Abdominal muscle exercises can generally be completed with bare hands, and the movements are very rich and varied. Next, we will introduce several groups of relatively simple and effective movements. Although the movements are not difficult, they require a lot of abdominal strength. It can be completed only if you stick to it for a long time, so you can see good exercise effects if you stick to it for a long time. Let’s take a look at some simple abdominal exercises.

Abdominal training

1. Abdominal curls

Start by lying flat on the yoga mat, with your legs bent and your toes touching the ground, and your back heels leaving the ground. At this time, your feet and calves are kept in a straight line. Put our hands and arms on both sides of our head, and after adjusting our breathing, we let our abdomen exert force so that our back can lift off the ground, and the head and back are almost vertical to the ground. At this time, we slowly lie down , restart the movement, but try to keep your shoulders off the ground.

2. Plank support

In fact, the plank support movement is a core strength training movement, but the effect of exercising the abdominal muscles is more obvious. At the beginning, our elbows and feet touch the ground, keeping the body parallel to the ground, and keeping other parts off the ground. We must ensure that our abdomen and buttocks are tightened so that the body is in a straight line. At this time, we need to use a lot of abdominal strength. to keep the body parallel to the ground. Hold one action for more than 30 seconds, and you can perform three groups each time.

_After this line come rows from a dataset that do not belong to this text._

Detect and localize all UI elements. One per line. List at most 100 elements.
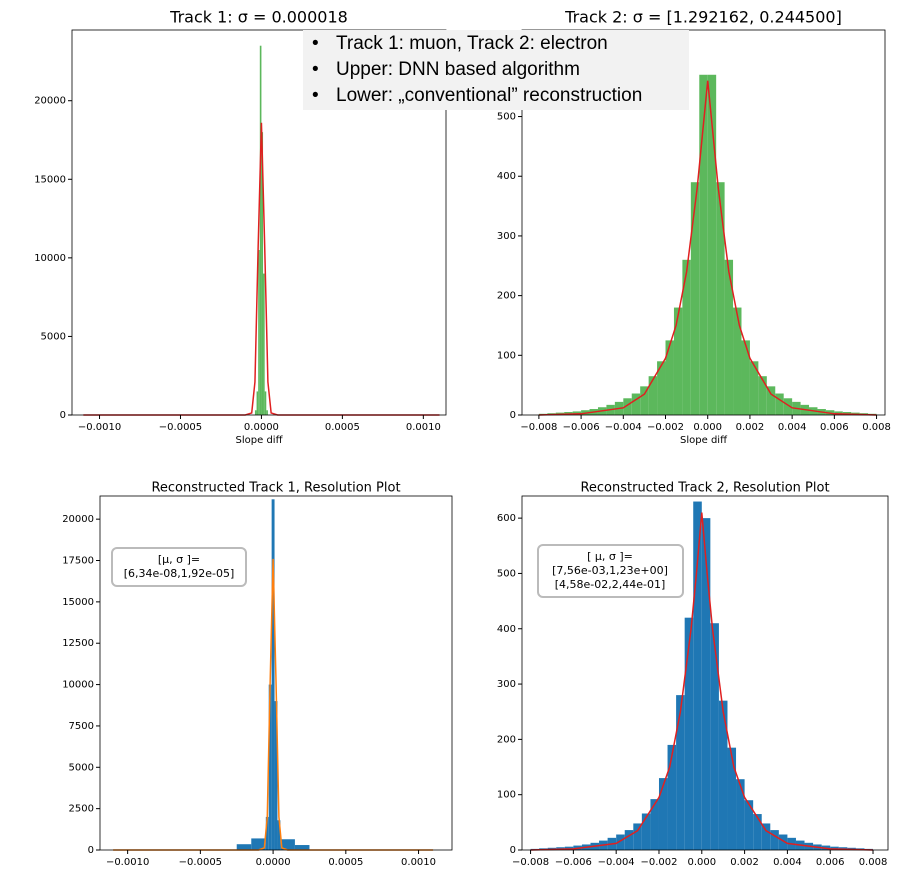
y-tick-label: 17500 <box>62 556 94 567</box>
y-tick-label: 10000 <box>62 680 94 691</box>
y-tick-label: 500 <box>497 112 516 123</box>
x-tick-label: −0.006 <box>555 857 592 868</box>
bullet: • <box>312 59 319 80</box>
chart-title: Track 1: σ = 0.000018 <box>169 8 348 27</box>
x-tick-label: 0.006 <box>816 857 845 868</box>
y-tick-label: 300 <box>497 231 516 242</box>
bar <box>761 823 771 850</box>
chart-title: Reconstructed Track 2, Resolution Plot <box>580 481 829 496</box>
fit-line <box>538 80 877 416</box>
x-tick-label: −0.002 <box>640 857 677 868</box>
bar <box>624 830 634 850</box>
y-tick-label: 200 <box>497 734 516 745</box>
bar <box>684 617 694 850</box>
annotation-box <box>111 547 247 587</box>
bar <box>724 259 734 415</box>
bar <box>650 799 659 850</box>
bar <box>733 307 742 415</box>
x-tick-label: 0.002 <box>730 857 759 868</box>
bar <box>271 499 275 850</box>
y-tick-label: 7500 <box>69 721 94 732</box>
bar <box>783 398 793 415</box>
bar <box>623 398 632 415</box>
bar <box>274 701 278 850</box>
bar <box>758 376 767 415</box>
x-tick-label: 0.0000 <box>256 857 291 868</box>
y-tick-label: 2500 <box>69 804 94 815</box>
y-tick-label: 5000 <box>41 331 66 342</box>
y-tick-label: 15000 <box>62 597 94 608</box>
bar <box>682 259 691 415</box>
y-tick-label: 500 <box>497 568 516 579</box>
x-tick-label: −0.0010 <box>106 857 149 868</box>
y-tick-label: 100 <box>497 790 516 801</box>
bar <box>736 779 745 850</box>
x-tick-label: −0.0010 <box>78 422 121 433</box>
bar <box>716 182 725 415</box>
x-tick-label: 0.000 <box>687 857 716 868</box>
bar <box>280 839 295 850</box>
x-tick-label: −0.008 <box>512 857 549 868</box>
bar <box>744 800 754 850</box>
overlay-text: Track 1: muon, Track 2: electron <box>336 33 608 54</box>
x-tick-label: 0.004 <box>778 422 807 433</box>
overlay-text: Lower: „conventional” reconstruction <box>336 85 642 106</box>
plot-frame <box>521 29 886 416</box>
x-tick-label: 0.0000 <box>244 422 279 433</box>
bar <box>261 132 264 415</box>
bar <box>778 834 788 850</box>
bar <box>693 501 702 850</box>
bar <box>268 684 272 850</box>
x-tick-label: 0.000 <box>693 422 722 433</box>
fit-line <box>83 122 440 416</box>
x-tick-label: 0.006 <box>820 422 849 433</box>
annotation-box <box>537 544 684 598</box>
y-tick-label: 400 <box>497 624 516 635</box>
overlay-box <box>303 30 689 110</box>
x-axis-label: Slope diff <box>680 435 728 446</box>
bar <box>658 778 668 850</box>
chart-title: Reconstructed Track 1, Resolution Plot <box>151 481 400 496</box>
bar <box>616 834 625 850</box>
bar <box>258 250 260 415</box>
y-tick-label: 400 <box>497 171 516 182</box>
bar <box>236 844 252 850</box>
x-tick-label: 0.0005 <box>325 422 360 433</box>
fit-line <box>113 558 434 851</box>
y-tick-label: 15000 <box>34 174 66 185</box>
bar <box>699 74 708 415</box>
annotation-text: [4,58e-02,2,44e-01] <box>555 578 666 591</box>
plot-frame <box>71 29 447 416</box>
x-tick-label: −0.0005 <box>179 857 222 868</box>
x-tick-label: 0.0010 <box>406 422 441 433</box>
bar <box>277 820 281 850</box>
bar <box>718 700 728 850</box>
bar <box>641 813 651 850</box>
x-tick-label: 0.008 <box>862 422 891 433</box>
x-tick-label: 0.0010 <box>401 857 436 868</box>
x-tick-label: 0.008 <box>859 857 888 868</box>
chart-title: Track 2: σ = [1.292162, 0.244500] <box>564 8 842 27</box>
bar <box>294 845 310 850</box>
bar <box>766 386 776 415</box>
y-tick-label: 0 <box>510 410 516 421</box>
y-tick-label: 5000 <box>69 762 94 773</box>
y-tick-label: 100 <box>497 350 516 361</box>
y-tick-label: 12500 <box>62 638 94 649</box>
bar <box>263 273 265 415</box>
plot-frame <box>99 495 453 851</box>
x-tick-label: −0.0005 <box>159 422 202 433</box>
bar <box>648 376 658 415</box>
y-tick-label: 0 <box>88 845 94 856</box>
plot-frame <box>521 495 889 851</box>
x-tick-label: −0.008 <box>520 422 557 433</box>
x-tick-label: −0.004 <box>605 422 642 433</box>
bar <box>264 391 267 415</box>
bullet: • <box>312 33 319 54</box>
bar <box>265 816 269 850</box>
overlay-text: Upper: DNN based algorithm <box>336 59 580 80</box>
y-tick-label: 200 <box>497 291 516 302</box>
annotation-text: [7,56e-03,1,23e+00] <box>552 564 668 577</box>
bar <box>665 340 674 415</box>
y-tick-label: 300 <box>497 679 516 690</box>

3. Cross-touch the ankles left and right

At the beginning, we usually sit on the yoga mat and bend our legs. At this time, our body is relaxed and our arms and feet are straightened. Come up with a palm position. At this time, we use our left hand to touch the left ankle with force, and then change our right hand to touch the right ankle. In this way, there is a twisting effect on the left and right sides, which is especially effective for training the side abdominal muscles. Complete 15 times on each side as a group, and you can perform 3 to 5 groups.

The above is an introduction to the effective movements for exercising abdominal muscles. These movements can be completed with bare hands. We can perform effective exercises at home to achieve the effect of slimming down the abdomen.